How to design a dataset compliant with an ML-based system ODD?
This work addresses the challenge of dataset compliance for ML system certification in safety-critical domains like aviation, though it is incremental as it builds on emerging standards without introducing a new paradigm.
The paper tackles the problem of designing datasets that meet the Operational Design Domain (ODD) requirements for certifying ML systems in safety-critical applications, specifically for a vision-based landing task, by presenting a replicable framework that translates system constraints into verifiable data quality requirements and validates them using the LARD dataset.
This paper focuses on a Vision-based Landing task and presents the design and the validation of a dataset that would comply with the Operational Design Domain (ODD) of a Machine-Learning (ML) system. Relying on emerging certification standards, we describe the process for establishing ODDs at both the system and image levels.
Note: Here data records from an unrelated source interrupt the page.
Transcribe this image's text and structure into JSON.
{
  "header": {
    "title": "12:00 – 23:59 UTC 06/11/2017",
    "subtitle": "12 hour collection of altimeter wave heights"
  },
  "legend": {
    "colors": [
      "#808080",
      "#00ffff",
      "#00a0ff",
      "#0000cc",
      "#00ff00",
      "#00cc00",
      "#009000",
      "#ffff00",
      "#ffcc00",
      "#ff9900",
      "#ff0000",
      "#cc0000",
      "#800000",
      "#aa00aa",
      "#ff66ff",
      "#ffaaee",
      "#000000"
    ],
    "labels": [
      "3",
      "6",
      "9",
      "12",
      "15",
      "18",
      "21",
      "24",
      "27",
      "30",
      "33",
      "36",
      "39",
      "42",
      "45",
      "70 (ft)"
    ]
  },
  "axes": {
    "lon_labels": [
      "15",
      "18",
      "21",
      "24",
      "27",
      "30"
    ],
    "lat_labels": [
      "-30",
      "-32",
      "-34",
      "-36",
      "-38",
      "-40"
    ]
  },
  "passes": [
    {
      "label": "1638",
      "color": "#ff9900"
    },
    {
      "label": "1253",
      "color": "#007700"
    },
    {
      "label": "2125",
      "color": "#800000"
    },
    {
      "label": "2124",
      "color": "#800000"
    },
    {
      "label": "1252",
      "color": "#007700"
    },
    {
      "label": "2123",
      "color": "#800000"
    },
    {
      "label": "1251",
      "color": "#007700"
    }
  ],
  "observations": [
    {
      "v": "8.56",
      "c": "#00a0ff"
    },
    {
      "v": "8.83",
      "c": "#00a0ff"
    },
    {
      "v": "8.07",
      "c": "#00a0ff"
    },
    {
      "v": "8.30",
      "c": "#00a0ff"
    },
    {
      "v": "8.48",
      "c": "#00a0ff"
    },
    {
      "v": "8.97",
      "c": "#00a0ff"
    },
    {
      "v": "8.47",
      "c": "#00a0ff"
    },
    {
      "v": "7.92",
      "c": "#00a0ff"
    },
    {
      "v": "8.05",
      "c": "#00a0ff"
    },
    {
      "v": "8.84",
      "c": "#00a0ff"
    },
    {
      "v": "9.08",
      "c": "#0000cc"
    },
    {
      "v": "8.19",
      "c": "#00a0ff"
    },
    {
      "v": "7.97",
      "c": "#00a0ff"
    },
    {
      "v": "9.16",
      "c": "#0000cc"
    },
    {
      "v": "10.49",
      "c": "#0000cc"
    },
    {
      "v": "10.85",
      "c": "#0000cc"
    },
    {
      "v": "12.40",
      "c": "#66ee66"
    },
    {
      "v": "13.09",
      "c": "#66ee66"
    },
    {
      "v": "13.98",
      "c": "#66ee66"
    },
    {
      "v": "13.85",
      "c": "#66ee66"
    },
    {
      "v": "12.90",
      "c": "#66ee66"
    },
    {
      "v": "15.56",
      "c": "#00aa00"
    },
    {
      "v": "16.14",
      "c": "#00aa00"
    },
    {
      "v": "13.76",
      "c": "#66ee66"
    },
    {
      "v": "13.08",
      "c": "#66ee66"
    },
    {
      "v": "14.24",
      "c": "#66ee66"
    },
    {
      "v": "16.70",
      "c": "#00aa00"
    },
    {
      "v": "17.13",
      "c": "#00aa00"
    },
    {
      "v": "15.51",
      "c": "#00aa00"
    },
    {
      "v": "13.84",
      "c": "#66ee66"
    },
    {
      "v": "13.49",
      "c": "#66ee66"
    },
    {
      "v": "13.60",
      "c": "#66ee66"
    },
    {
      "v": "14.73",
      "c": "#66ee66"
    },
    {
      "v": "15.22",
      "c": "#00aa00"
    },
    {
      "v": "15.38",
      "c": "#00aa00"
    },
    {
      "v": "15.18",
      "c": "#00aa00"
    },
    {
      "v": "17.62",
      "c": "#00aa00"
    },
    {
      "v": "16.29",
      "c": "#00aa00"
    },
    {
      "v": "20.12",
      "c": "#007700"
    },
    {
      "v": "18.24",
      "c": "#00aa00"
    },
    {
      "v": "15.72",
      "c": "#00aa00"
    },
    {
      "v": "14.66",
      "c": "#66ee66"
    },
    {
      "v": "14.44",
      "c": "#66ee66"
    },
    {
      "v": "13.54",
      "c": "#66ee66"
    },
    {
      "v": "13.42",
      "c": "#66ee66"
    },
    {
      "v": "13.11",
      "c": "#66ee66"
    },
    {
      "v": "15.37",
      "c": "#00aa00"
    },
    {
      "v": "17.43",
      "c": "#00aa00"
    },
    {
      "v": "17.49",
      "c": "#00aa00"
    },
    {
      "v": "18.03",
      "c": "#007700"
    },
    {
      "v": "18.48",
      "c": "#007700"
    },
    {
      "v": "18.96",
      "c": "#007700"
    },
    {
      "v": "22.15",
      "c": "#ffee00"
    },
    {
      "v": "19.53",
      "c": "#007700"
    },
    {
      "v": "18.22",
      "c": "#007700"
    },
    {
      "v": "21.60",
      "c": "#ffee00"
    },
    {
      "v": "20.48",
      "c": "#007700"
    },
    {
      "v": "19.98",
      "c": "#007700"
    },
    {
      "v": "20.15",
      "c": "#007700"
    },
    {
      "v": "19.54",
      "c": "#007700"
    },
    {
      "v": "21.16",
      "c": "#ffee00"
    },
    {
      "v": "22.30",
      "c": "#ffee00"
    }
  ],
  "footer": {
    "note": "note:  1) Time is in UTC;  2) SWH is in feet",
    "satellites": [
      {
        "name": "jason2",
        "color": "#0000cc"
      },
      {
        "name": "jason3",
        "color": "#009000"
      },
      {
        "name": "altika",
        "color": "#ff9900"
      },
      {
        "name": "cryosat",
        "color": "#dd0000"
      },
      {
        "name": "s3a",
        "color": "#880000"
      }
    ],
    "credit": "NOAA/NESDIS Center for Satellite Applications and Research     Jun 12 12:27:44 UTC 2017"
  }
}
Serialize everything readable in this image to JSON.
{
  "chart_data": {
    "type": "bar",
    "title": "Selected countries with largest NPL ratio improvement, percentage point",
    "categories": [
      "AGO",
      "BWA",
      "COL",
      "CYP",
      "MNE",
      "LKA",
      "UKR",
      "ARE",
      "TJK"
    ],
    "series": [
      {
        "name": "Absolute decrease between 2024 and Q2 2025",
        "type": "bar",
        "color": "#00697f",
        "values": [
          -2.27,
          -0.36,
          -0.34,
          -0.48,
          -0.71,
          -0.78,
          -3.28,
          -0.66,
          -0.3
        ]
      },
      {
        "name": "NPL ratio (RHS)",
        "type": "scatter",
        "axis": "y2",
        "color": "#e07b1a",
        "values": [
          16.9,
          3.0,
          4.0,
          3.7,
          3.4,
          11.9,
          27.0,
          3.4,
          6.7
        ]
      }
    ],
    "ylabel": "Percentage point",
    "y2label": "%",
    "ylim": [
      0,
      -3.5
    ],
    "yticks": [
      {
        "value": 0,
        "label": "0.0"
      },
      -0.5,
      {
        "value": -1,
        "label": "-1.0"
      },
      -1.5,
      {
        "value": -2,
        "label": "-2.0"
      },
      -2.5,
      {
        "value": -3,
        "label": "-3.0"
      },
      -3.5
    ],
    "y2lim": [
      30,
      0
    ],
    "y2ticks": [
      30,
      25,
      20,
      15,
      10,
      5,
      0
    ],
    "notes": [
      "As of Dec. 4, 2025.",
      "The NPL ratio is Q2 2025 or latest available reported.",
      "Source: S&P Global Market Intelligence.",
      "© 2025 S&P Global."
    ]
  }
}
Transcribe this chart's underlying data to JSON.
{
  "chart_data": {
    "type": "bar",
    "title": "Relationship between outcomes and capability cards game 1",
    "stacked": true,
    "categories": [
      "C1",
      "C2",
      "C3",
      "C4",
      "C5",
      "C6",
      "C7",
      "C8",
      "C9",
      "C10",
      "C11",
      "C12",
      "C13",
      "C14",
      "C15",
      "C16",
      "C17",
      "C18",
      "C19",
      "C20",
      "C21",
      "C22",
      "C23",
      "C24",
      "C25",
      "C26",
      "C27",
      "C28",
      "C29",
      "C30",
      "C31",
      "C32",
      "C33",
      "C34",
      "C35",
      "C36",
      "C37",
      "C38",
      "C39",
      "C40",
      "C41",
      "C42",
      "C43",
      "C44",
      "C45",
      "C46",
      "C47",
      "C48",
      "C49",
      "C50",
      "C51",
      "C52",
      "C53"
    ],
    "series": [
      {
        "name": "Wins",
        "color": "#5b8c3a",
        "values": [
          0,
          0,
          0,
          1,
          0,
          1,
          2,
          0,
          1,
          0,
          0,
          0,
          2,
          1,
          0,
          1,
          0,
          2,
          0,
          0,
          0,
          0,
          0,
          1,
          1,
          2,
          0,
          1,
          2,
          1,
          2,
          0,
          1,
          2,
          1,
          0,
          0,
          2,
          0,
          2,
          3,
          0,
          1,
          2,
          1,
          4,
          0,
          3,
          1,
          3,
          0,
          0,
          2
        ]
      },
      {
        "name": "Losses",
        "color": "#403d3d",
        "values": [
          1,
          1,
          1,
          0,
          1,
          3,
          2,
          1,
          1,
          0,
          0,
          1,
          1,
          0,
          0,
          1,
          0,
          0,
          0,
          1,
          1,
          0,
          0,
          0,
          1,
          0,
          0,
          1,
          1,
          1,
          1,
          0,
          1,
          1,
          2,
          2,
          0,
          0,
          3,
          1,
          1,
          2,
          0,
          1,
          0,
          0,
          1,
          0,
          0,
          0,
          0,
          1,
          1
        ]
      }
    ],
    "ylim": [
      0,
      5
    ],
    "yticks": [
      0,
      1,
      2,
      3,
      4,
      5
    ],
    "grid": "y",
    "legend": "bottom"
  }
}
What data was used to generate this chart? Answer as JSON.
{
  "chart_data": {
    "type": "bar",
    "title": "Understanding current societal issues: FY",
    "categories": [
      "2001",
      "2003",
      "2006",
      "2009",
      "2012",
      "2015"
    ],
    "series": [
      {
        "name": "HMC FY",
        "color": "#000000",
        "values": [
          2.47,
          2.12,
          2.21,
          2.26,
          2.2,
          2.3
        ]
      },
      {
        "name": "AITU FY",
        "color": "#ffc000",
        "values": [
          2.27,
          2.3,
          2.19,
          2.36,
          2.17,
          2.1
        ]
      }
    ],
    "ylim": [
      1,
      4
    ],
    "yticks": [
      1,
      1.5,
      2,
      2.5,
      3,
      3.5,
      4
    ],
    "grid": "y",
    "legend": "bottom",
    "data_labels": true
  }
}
In the process, we present the translation of high-level system constraints into actionable image-level properties, allowing for the definition of verifiable Data Quality Requirements (DQRs). To illustrate this approach, we use the Landing Approach Runway Detection (LARD) dataset which combines synthetic imagery and real footage, and we focus on the steps required to verify the DQRs. The replicable framework presented in this paper addresses the challenges of designing a dataset compliant with the stringent needs of ML-based systems certification in safety-critical applications.